Cannabis Industry Finds Hospitable Terrain in Colombia
As noted in our last blog posting, the U.S. is witnessing tremendous momentum toward the legalization of medical and recreational cannabis. Thirty-three U.S. states have legalized some type of cannabis use. We are expanding our observations beyond the U.S. In our prior blog, we reported on developments in Israel. In this our second of the series, we will focus on Colombia situated in the northwest of South America.
The green wave has arrived in Colombia. Many of the country’s politicians are responding favorably, going out of their way to welcome foreign direct investment. There is so much about Colombia that is attracting foreign investors:
The country sits on the equator ─ this means the country generally receives 12 hours of light and 12 hours of night. These conditions are ideal for growing cannabis and are what other indoor operations try to mimic within greenhouses with artificial lighting, etc.

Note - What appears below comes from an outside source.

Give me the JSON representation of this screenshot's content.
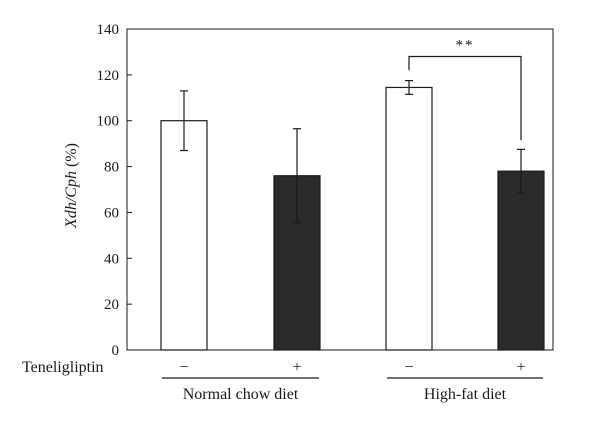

The country has a strong agricultural sector. Its major export is flowers. Seven out of 10 flowers in NYC come from Colombia. So, the country’s experienced and low cost work force makes it an attractive place to operate.
Low cost of production. At a recent CannaGather event in NYC, an investor stated that his company’s Colombia operations produce cannabis at a price of 20 cents per gram. This is in comparison to the Canadian public companies whose costs average 6 to 10 times higher. Canadian producers with higher cost structures are regularly valued between $1 and $10 billion, but Colombia-based producers have been able to achieve comparable production capacities with capital investments as low as $15 million.
Based on the above factors, Colombia appears to offer a favorable environment for cannabis business entrepreneurs.